The Federal Communications Commission is proposing to bring Internet-based streaming video services within the scope of its legacy cable regulations, and reply comments have just been filed. Specifically, the FCC seeks to redefine the legal meaning of the term multichannel video programming distributor” — MVPD — to include subscription-based online video distributors, or OVDs. According to the FCC, its proposed changes would take stock of new video competition from online services, such as Netflix or Amazon Prime Instant Video.
But the FCC’s new-wine-in-old-wineskins approach to video regulation raises profound law and policy issues. The text of the Communications Act appears to foreclose the agency making such a change. Extending regulations based on early 1990s assumptions about cable monopolies to the dynamic Internet is also dubious. And such a redefinition of terms raises serious First Amendment questions.
If anything, the FCC’s move should prompt Congress to act with greater urgency in bringing about the reforms that are truly needed. Congress should adopt a simplified marketbased framework for video services that treats competition, rather than regulation, as the norm.
The FCC proposes to redefine the Communications Act’s term for “multichannel video-programming distributor” — or MVPD — by including within its scope “services that make available for purchase, by subscribers or customers, multiple linear streams of video programming, regardless of the technology used to distribute the programming.”
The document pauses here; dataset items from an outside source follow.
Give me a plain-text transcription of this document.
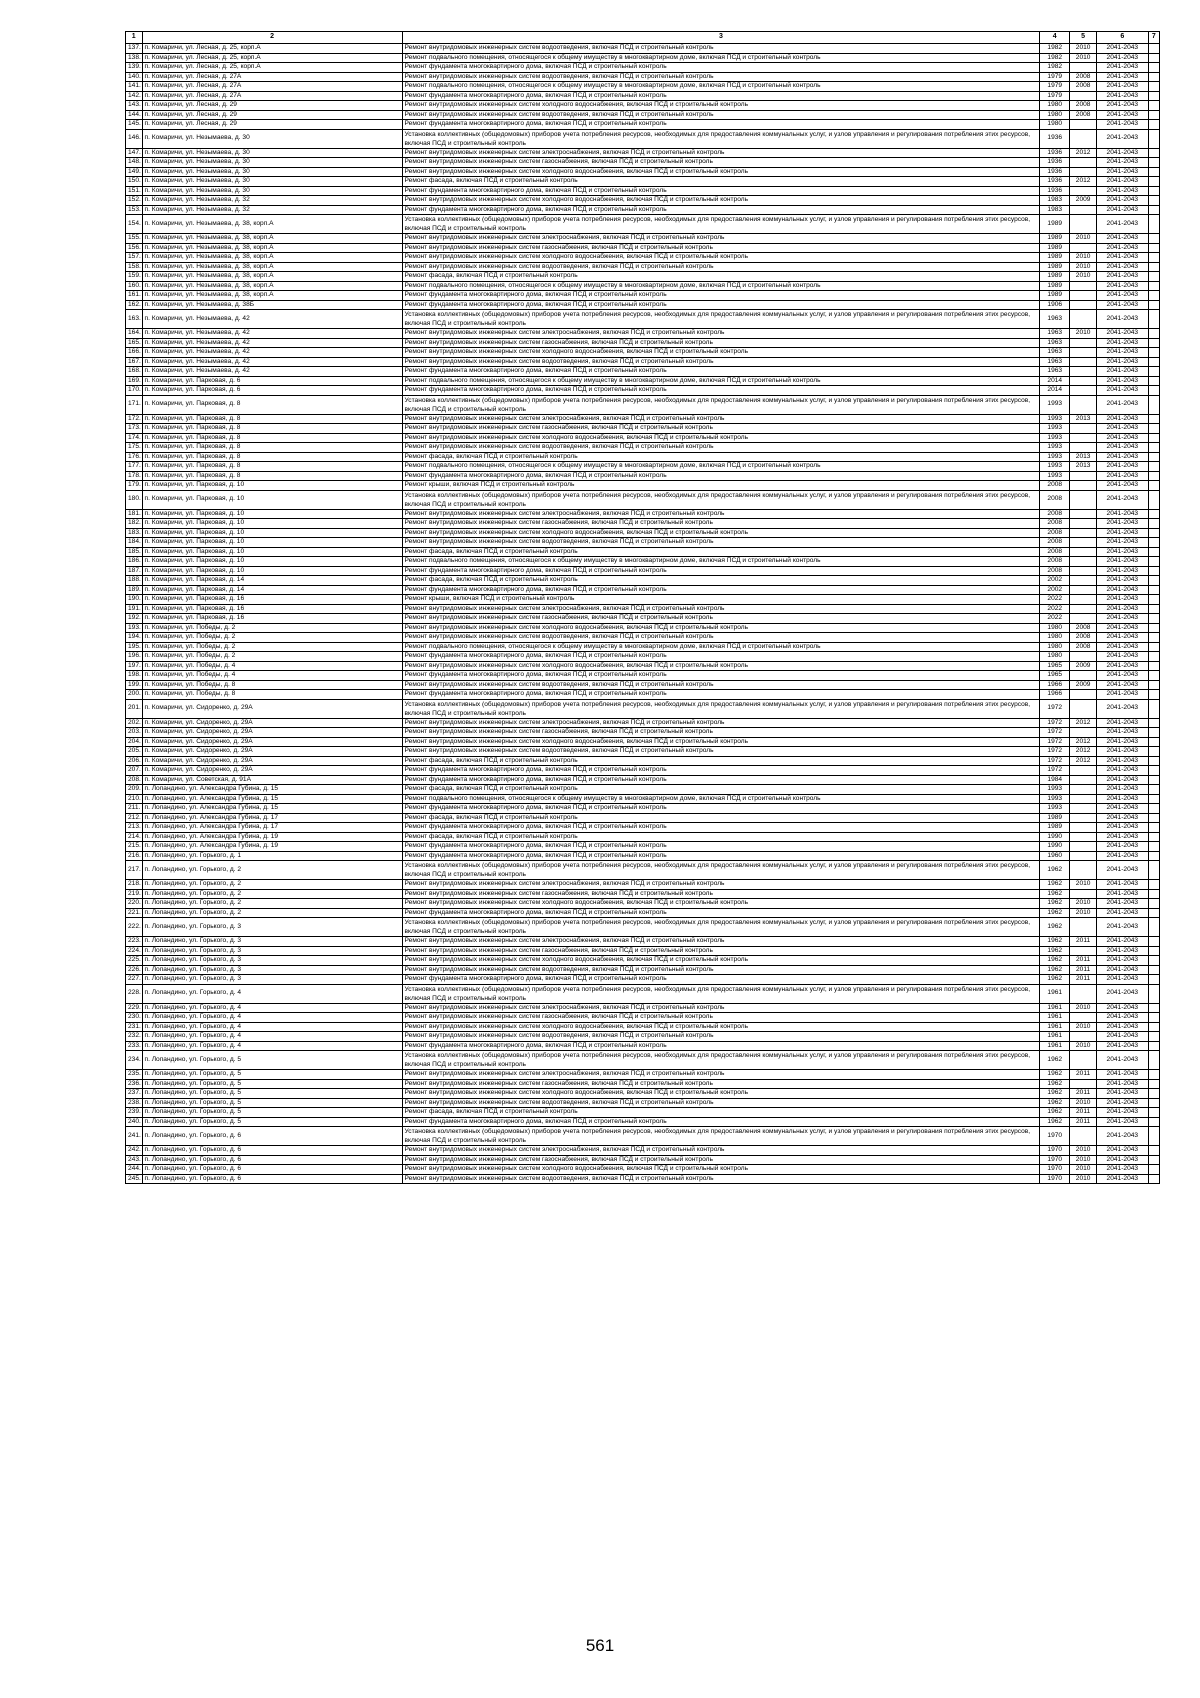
1	2	3	4	5	6	7
137.	п. Комаричи, ул. Лесная, д. 25, корп.А	Ремонт внутридомовых инженерных систем водоотведения, включая ПСД и строительный контроль	1982	2010	2041-2043	
138.	п. Комаричи, ул. Лесная, д. 25, корп.А	Ремонт подвального помещения, относящегося к общему имуществу в многоквартирном доме, включая ПСД и строительный контроль	1982	2010	2041-2043	
139.	п. Комаричи, ул. Лесная, д. 25, корп.А	Ремонт фундамента многоквартирного дома, включая ПСД и строительный контроль	1982		2041-2043	
140.	п. Комаричи, ул. Лесная, д. 27А	Ремонт внутридомовых инженерных систем водоотведения, включая ПСД и строительный контроль	1979	2008	2041-2043	
141.	п. Комаричи, ул. Лесная, д. 27А	Ремонт подвального помещения, относящегося к общему имуществу в многоквартирном доме, включая ПСД и строительный контроль	1979	2008	2041-2043	
142.	п. Комаричи, ул. Лесная, д. 27А	Ремонт фундамента многоквартирного дома, включая ПСД и строительный контроль	1979		2041-2043	
143.	п. Комаричи, ул. Лесная, д. 29	Ремонт внутридомовых инженерных систем холодного водоснабжения, включая ПСД и строительный контроль	1980	2008	2041-2043	
144.	п. Комаричи, ул. Лесная, д. 29	Ремонт внутридомовых инженерных систем водоотведения, включая ПСД и строительный контроль	1980	2008	2041-2043	
145.	п. Комаричи, ул. Лесная, д. 29	Ремонт фундамента многоквартирного дома, включая ПСД и строительный контроль	1980		2041-2043	
146.	п. Комаричи, ул. Незымаева, д. 30	Установка коллективных (общедомовых) приборов учета потребления ресурсов, необходимых для предоставления коммунальных услуг, и узлов управления и регулирования потребления этих ресурсов, включая ПСД и строительный контроль	1936		2041-2043	
147.	п. Комаричи, ул. Незымаева, д. 30	Ремонт внутридомовых инженерных систем электроснабжения, включая ПСД и строительный контроль	1936	2012	2041-2043	
148.	п. Комаричи, ул. Незымаева, д. 30	Ремонт внутридомовых инженерных систем газоснабжения, включая ПСД и строительный контроль	1936		2041-2043	
149.	п. Комаричи, ул. Незымаева, д. 30	Ремонт внутридомовых инженерных систем холодного водоснабжения, включая ПСД и строительный контроль	1936		2041-2043	
150.	п. Комаричи, ул. Незымаева, д. 30	Ремонт фасада, включая ПСД и строительный контроль	1936	2012	2041-2043	
151.	п. Комаричи, ул. Незымаева, д. 30	Ремонт фундамента многоквартирного дома, включая ПСД и строительный контроль	1936		2041-2043	
152.	п. Комаричи, ул. Незымаева, д. 32	Ремонт внутридомовых инженерных систем холодного водоснабжения, включая ПСД и строительный контроль	1983	2009	2041-2043	
153.	п. Комаричи, ул. Незымаева, д. 32	Ремонт фундамента многоквартирного дома, включая ПСД и строительный контроль	1983		2041-2043	
154.	п. Комаричи, ул. Незымаева, д. 38, корп.А	Установка коллективных (общедомовых) приборов учета потребления ресурсов, необходимых для предоставления коммунальных услуг, и узлов управления и регулирования потребления этих ресурсов, включая ПСД и строительный контроль	1989		2041-2043	
155.	п. Комаричи, ул. Незымаева, д. 38, корп.А	Ремонт внутридомовых инженерных систем электроснабжения, включая ПСД и строительный контроль	1989	2010	2041-2043	
156.	п. Комаричи, ул. Незымаева, д. 38, корп.А	Ремонт внутридомовых инженерных систем газоснабжения, включая ПСД и строительный контроль	1989		2041-2043	
157.	п. Комаричи, ул. Незымаева, д. 38, корп.А	Ремонт внутридомовых инженерных систем холодного водоснабжения, включая ПСД и строительный контроль	1989	2010	2041-2043	
158.	п. Комаричи, ул. Незымаева, д. 38, корп.А	Ремонт внутридомовых инженерных систем водоотведения, включая ПСД и строительный контроль	1989	2010	2041-2043	
159.	п. Комаричи, ул. Незымаева, д. 38, корп.А	Ремонт фасада, включая ПСД и строительный контроль	1989	2010	2041-2043	
160.	п. Комаричи, ул. Незымаева, д. 38, корп.А	Ремонт подвального помещения, относящегося к общему имуществу в многоквартирном доме, включая ПСД и строительный контроль	1989		2041-2043	
161.	п. Комаричи, ул. Незымаева, д. 38, корп.А	Ремонт фундамента многоквартирного дома, включая ПСД и строительный контроль	1989		2041-2043	
162.	п. Комаричи, ул. Незымаева, д. 38Б	Ремонт фундамента многоквартирного дома, включая ПСД и строительный контроль	1906		2041-2043	
163.	п. Комаричи, ул. Незымаева, д. 42	Установка коллективных (общедомовых) приборов учета потребления ресурсов, необходимых для предоставления коммунальных услуг, и узлов управления и регулирования потребления этих ресурсов, включая ПСД и строительный контроль	1963		2041-2043	
164.	п. Комаричи, ул. Незымаева, д. 42	Ремонт внутридомовых инженерных систем электроснабжения, включая ПСД и строительный контроль	1963	2010	2041-2043	
165.	п. Комаричи, ул. Незымаева, д. 42	Ремонт внутридомовых инженерных систем газоснабжения, включая ПСД и строительный контроль	1963		2041-2043	
166.	п. Комаричи, ул. Незымаева, д. 42	Ремонт внутридомовых инженерных систем холодного водоснабжения, включая ПСД и строительный контроль	1963		2041-2043	
167.	п. Комаричи, ул. Незымаева, д. 42	Ремонт внутридомовых инженерных систем водоотведения, включая ПСД и строительный контроль	1963		2041-2043	
168.	п. Комаричи, ул. Незымаева, д. 42	Ремонт фундамента многоквартирного дома, включая ПСД и строительный контроль	1963		2041-2043	
169.	п. Комаричи, ул. Парковая, д. 6	Ремонт подвального помещения, относящегося к общему имуществу в многоквартирном доме, включая ПСД и строительный контроль	2014		2041-2043	
170.	п. Комаричи, ул. Парковая, д. 6	Ремонт фундамента многоквартирного дома, включая ПСД и строительный контроль	2014		2041-2043	
171.	п. Комаричи, ул. Парковая, д. 8	Установка коллективных (общедомовых) приборов учета потребления ресурсов, необходимых для предоставления коммунальных услуг, и узлов управления и регулирования потребления этих ресурсов, включая ПСД и строительный контроль	1993		2041-2043	
172.	п. Комаричи, ул. Парковая, д. 8	Ремонт внутридомовых инженерных систем электроснабжения, включая ПСД и строительный контроль	1993	2013	2041-2043	
173.	п. Комаричи, ул. Парковая, д. 8	Ремонт внутридомовых инженерных систем газоснабжения, включая ПСД и строительный контроль	1993		2041-2043	
174.	п. Комаричи, ул. Парковая, д. 8	Ремонт внутридомовых инженерных систем холодного водоснабжения, включая ПСД и строительный контроль	1993		2041-2043	
175.	п. Комаричи, ул. Парковая, д. 8	Ремонт внутридомовых инженерных систем водоотведения, включая ПСД и строительный контроль	1993		2041-2043	
176.	п. Комаричи, ул. Парковая, д. 8	Ремонт фасада, включая ПСД и строительный контроль	1993	2013	2041-2043	
177.	п. Комаричи, ул. Парковая, д. 8	Ремонт подвального помещения, относящегося к общему имуществу в многоквартирном доме, включая ПСД и строительный контроль	1993	2013	2041-2043	
178.	п. Комаричи, ул. Парковая, д. 8	Ремонт фундамента многоквартирного дома, включая ПСД и строительный контроль	1993		2041-2043	
179.	п. Комаричи, ул. Парковая, д. 10	Ремонт крыши, включая ПСД и строительный контроль	2008		2041-2043	
180.	п. Комаричи, ул. Парковая, д. 10	Установка коллективных (общедомовых) приборов учета потребления ресурсов, необходимых для предоставления коммунальных услуг, и узлов управления и регулирования потребления этих ресурсов, включая ПСД и строительный контроль	2008		2041-2043	
181.	п. Комаричи, ул. Парковая, д. 10	Ремонт внутридомовых инженерных систем электроснабжения, включая ПСД и строительный контроль	2008		2041-2043	
182.	п. Комаричи, ул. Парковая, д. 10	Ремонт внутридомовых инженерных систем газоснабжения, включая ПСД и строительный контроль	2008		2041-2043	
183.	п. Комаричи, ул. Парковая, д. 10	Ремонт внутридомовых инженерных систем холодного водоснабжения, включая ПСД и строительный контроль	2008		2041-2043	
184.	п. Комаричи, ул. Парковая, д. 10	Ремонт внутридомовых инженерных систем водоотведения, включая ПСД и строительный контроль	2008		2041-2043	
185.	п. Комаричи, ул. Парковая, д. 10	Ремонт фасада, включая ПСД и строительный контроль	2008		2041-2043	
186.	п. Комаричи, ул. Парковая, д. 10	Ремонт подвального помещения, относящегося к общему имуществу в многоквартирном доме, включая ПСД и строительный контроль	2008		2041-2043	
187.	п. Комаричи, ул. Парковая, д. 10	Ремонт фундамента многоквартирного дома, включая ПСД и строительный контроль	2008		2041-2043	
188.	п. Комаричи, ул. Парковая, д. 14	Ремонт фасада, включая ПСД и строительный контроль	2002		2041-2043	
189.	п. Комаричи, ул. Парковая, д. 14	Ремонт фундамента многоквартирного дома, включая ПСД и строительный контроль	2002		2041-2043	
190.	п. Комаричи, ул. Парковая, д. 16	Ремонт крыши, включая ПСД и строительный контроль	2022		2041-2043	
191.	п. Комаричи, ул. Парковая, д. 16	Ремонт внутридомовых инженерных систем электроснабжения, включая ПСД и строительный контроль	2022		2041-2043	
192.	п. Комаричи, ул. Парковая, д. 16	Ремонт внутридомовых инженерных систем газоснабжения, включая ПСД и строительный контроль	2022		2041-2043	
193.	п. Комаричи, ул. Победы, д. 2	Ремонт внутридомовых инженерных систем холодного водоснабжения, включая ПСД и строительный контроль	1980	2008	2041-2043	
194.	п. Комаричи, ул. Победы, д. 2	Ремонт внутридомовых инженерных систем водоотведения, включая ПСД и строительный контроль	1980	2008	2041-2043	
195.	п. Комаричи, ул. Победы, д. 2	Ремонт подвального помещения, относящегося к общему имуществу в многоквартирном доме, включая ПСД и строительный контроль	1980	2008	2041-2043	
196.	п. Комаричи, ул. Победы, д. 2	Ремонт фундамента многоквартирного дома, включая ПСД и строительный контроль	1980		2041-2043	
197.	п. Комаричи, ул. Победы, д. 4	Ремонт внутридомовых инженерных систем холодного водоснабжения, включая ПСД и строительный контроль	1965	2009	2041-2043	
198.	п. Комаричи, ул. Победы, д. 4	Ремонт фундамента многоквартирного дома, включая ПСД и строительный контроль	1965		2041-2043	
199.	п. Комаричи, ул. Победы, д. 8	Ремонт внутридомовых инженерных систем водоотведения, включая ПСД и строительный контроль	1966	2009	2041-2043	
200.	п. Комаричи, ул. Победы, д. 8	Ремонт фундамента многоквартирного дома, включая ПСД и строительный контроль	1966		2041-2043	
201.	п. Комаричи, ул. Сидоренко, д. 29А	Установка коллективных (общедомовых) приборов учета потребления ресурсов, необходимых для предоставления коммунальных услуг, и узлов управления и регулирования потребления этих ресурсов, включая ПСД и строительный контроль	1972		2041-2043	
202.	п. Комаричи, ул. Сидоренко, д. 29А	Ремонт внутридомовых инженерных систем электроснабжения, включая ПСД и строительный контроль	1972	2012	2041-2043	
203.	п. Комаричи, ул. Сидоренко, д. 29А	Ремонт внутридомовых инженерных систем газоснабжения, включая ПСД и строительный контроль	1972		2041-2043	
204.	п. Комаричи, ул. Сидоренко, д. 29А	Ремонт внутридомовых инженерных систем холодного водоснабжения, включая ПСД и строительный контроль	1972	2012	2041-2043	
205.	п. Комаричи, ул. Сидоренко, д. 29А	Ремонт внутридомовых инженерных систем водоотведения, включая ПСД и строительный контроль	1972	2012	2041-2043	
206.	п. Комаричи, ул. Сидоренко, д. 29А	Ремонт фасада, включая ПСД и строительный контроль	1972	2012	2041-2043	
207.	п. Комаричи, ул. Сидоренко, д. 29А	Ремонт фундамента многоквартирного дома, включая ПСД и строительный контроль	1972		2041-2043	
208.	п. Комаричи, ул. Советская, д. 91А	Ремонт фундамента многоквартирного дома, включая ПСД и строительный контроль	1984		2041-2043	
209.	п. Лопандино, ул. Александра Губина, д. 15	Ремонт фасада, включая ПСД и строительный контроль	1993		2041-2043	
210.	п. Лопандино, ул. Александра Губина, д. 15	Ремонт подвального помещения, относящегося к общему имуществу в многоквартирном доме, включая ПСД и строительный контроль	1993		2041-2043	
211.	п. Лопандино, ул. Александра Губина, д. 15	Ремонт фундамента многоквартирного дома, включая ПСД и строительный контроль	1993		2041-2043	
212.	п. Лопандино, ул. Александра Губина, д. 17	Ремонт фасада, включая ПСД и строительный контроль	1989		2041-2043	
213.	п. Лопандино, ул. Александра Губина, д. 17	Ремонт фундамента многоквартирного дома, включая ПСД и строительный контроль	1989		2041-2043	
214.	п. Лопандино, ул. Александра Губина, д. 19	Ремонт фасада, включая ПСД и строительный контроль	1990		2041-2043	
215.	п. Лопандино, ул. Александра Губина, д. 19	Ремонт фундамента многоквартирного дома, включая ПСД и строительный контроль	1990		2041-2043	
216.	п. Лопандино, ул. Горького, д. 1	Ремонт фундамента многоквартирного дома, включая ПСД и строительный контроль	1960		2041-2043	
217.	п. Лопандино, ул. Горького, д. 2	Установка коллективных (общедомовых) приборов учета потребления ресурсов, необходимых для предоставления коммунальных услуг, и узлов управления и регулирования потребления этих ресурсов, включая ПСД и строительный контроль	1962		2041-2043	
218.	п. Лопандино, ул. Горького, д. 2	Ремонт внутридомовых инженерных систем электроснабжения, включая ПСД и строительный контроль	1962	2010	2041-2043	
219.	п. Лопандино, ул. Горького, д. 2	Ремонт внутридомовых инженерных систем газоснабжения, включая ПСД и строительный контроль	1962		2041-2043	
220.	п. Лопандино, ул. Горького, д. 2	Ремонт внутридомовых инженерных систем холодного водоснабжения, включая ПСД и строительный контроль	1962	2010	2041-2043	
221.	п. Лопандино, ул. Горького, д. 2	Ремонт фундамента многоквартирного дома, включая ПСД и строительный контроль	1962	2010	2041-2043	
222.	п. Лопандино, ул. Горького, д. 3	Установка коллективных (общедомовых) приборов учета потребления ресурсов, необходимых для предоставления коммунальных услуг, и узлов управления и регулирования потребления этих ресурсов, включая ПСД и строительный контроль	1962		2041-2043	
223.	п. Лопандино, ул. Горького, д. 3	Ремонт внутридомовых инженерных систем электроснабжения, включая ПСД и строительный контроль	1962	2011	2041-2043	
224.	п. Лопандино, ул. Горького, д. 3	Ремонт внутридомовых инженерных систем газоснабжения, включая ПСД и строительный контроль	1962		2041-2043	
225.	п. Лопандино, ул. Горького, д. 3	Ремонт внутридомовых инженерных систем холодного водоснабжения, включая ПСД и строительный контроль	1962	2011	2041-2043	
226.	п. Лопандино, ул. Горького, д. 3	Ремонт внутридомовых инженерных систем водоотведения, включая ПСД и строительный контроль	1962	2011	2041-2043	
227.	п. Лопандино, ул. Горького, д. 3	Ремонт фундамента многоквартирного дома, включая ПСД и строительный контроль	1962	2011	2041-2043	
228.	п. Лопандино, ул. Горького, д. 4	Установка коллективных (общедомовых) приборов учета потребления ресурсов, необходимых для предоставления коммунальных услуг, и узлов управления и регулирования потребления этих ресурсов, включая ПСД и строительный контроль	1961		2041-2043	
229.	п. Лопандино, ул. Горького, д. 4	Ремонт внутридомовых инженерных систем электроснабжения, включая ПСД и строительный контроль	1961	2010	2041-2043	
230.	п. Лопандино, ул. Горького, д. 4	Ремонт внутридомовых инженерных систем газоснабжения, включая ПСД и строительный контроль	1961		2041-2043	
231.	п. Лопандино, ул. Горького, д. 4	Ремонт внутридомовых инженерных систем холодного водоснабжения, включая ПСД и строительный контроль	1961	2010	2041-2043	
232.	п. Лопандино, ул. Горького, д. 4	Ремонт внутридомовых инженерных систем водоотведения, включая ПСД и строительный контроль	1961		2041-2043	
233.	п. Лопандино, ул. Горького, д. 4	Ремонт фундамента многоквартирного дома, включая ПСД и строительный контроль	1961	2010	2041-2043	
234.	п. Лопандино, ул. Горького, д. 5	Установка коллективных (общедомовых) приборов учета потребления ресурсов, необходимых для предоставления коммунальных услуг, и узлов управления и регулирования потребления этих ресурсов, включая ПСД и строительный контроль	1962		2041-2043	
235.	п. Лопандино, ул. Горького, д. 5	Ремонт внутридомовых инженерных систем электроснабжения, включая ПСД и строительный контроль	1962	2011	2041-2043	
236.	п. Лопандино, ул. Горького, д. 5	Ремонт внутридомовых инженерных систем газоснабжения, включая ПСД и строительный контроль	1962		2041-2043	
237.	п. Лопандино, ул. Горького, д. 5	Ремонт внутридомовых инженерных систем холодного водоснабжения, включая ПСД и строительный контроль	1962	2011	2041-2043	
238.	п. Лопандино, ул. Горького, д. 5	Ремонт внутридомовых инженерных систем водоотведения, включая ПСД и строительный контроль	1962	2010	2041-2043	
239.	п. Лопандино, ул. Горького, д. 5	Ремонт фасада, включая ПСД и строительный контроль	1962	2011	2041-2043	
240.	п. Лопандино, ул. Горького, д. 5	Ремонт фундамента многоквартирного дома, включая ПСД и строительный контроль	1962	2011	2041-2043	
241.	п. Лопандино, ул. Горького, д. 6	Установка коллективных (общедомовых) приборов учета потребления ресурсов, необходимых для предоставления коммунальных услуг, и узлов управления и регулирования потребления этих ресурсов, включая ПСД и строительный контроль	1970		2041-2043	
242.	п. Лопандино, ул. Горького, д. 6	Ремонт внутридомовых инженерных систем электроснабжения, включая ПСД и строительный контроль	1970	2010	2041-2043	
243.	п. Лопандино, ул. Горького, д. 6	Ремонт внутридомовых инженерных систем газоснабжения, включая ПСД и строительный контроль	1970	2010	2041-2043	
244.	п. Лопандино, ул. Горького, д. 6	Ремонт внутридомовых инженерных систем холодного водоснабжения, включая ПСД и строительный контроль	1970	2010	2041-2043	
245.	п. Лопандино, ул. Горького, д. 6	Ремонт внутридомовых инженерных систем водоотведения, включая ПСД и строительный контроль	1970	2010	2041-2043	
561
In particular, the FCC proposes extending to OVDs the ostensible benefits of program access regulations enjoyed by MVPDs. Program access regulations limit the ability of MVPDs to withhold satellite programming from competing video distributors. They are intended to ensure that MVPDs that also own video programming make their programming available at wholesale for their rivals to sell at retail to subscribers. Program-access regulations thereby impose restrictions on free market entrepreneurship and decisions about protected speech content. The FCC suggests expanding such regulations will spur further video competition.
The FCC’s MVPD redefinition proposal should prompt Congress to comprehensively reform the outdated federal video services regulatory policy. Congress should regard competition rather than regulation as the norm, seek to treat all video providers equally and respect First Amendment freespeech strictures.
Seth Cooper is a senior fellow at the Free State Foundation, a Rockville, Md.-based nonpartisan think tank.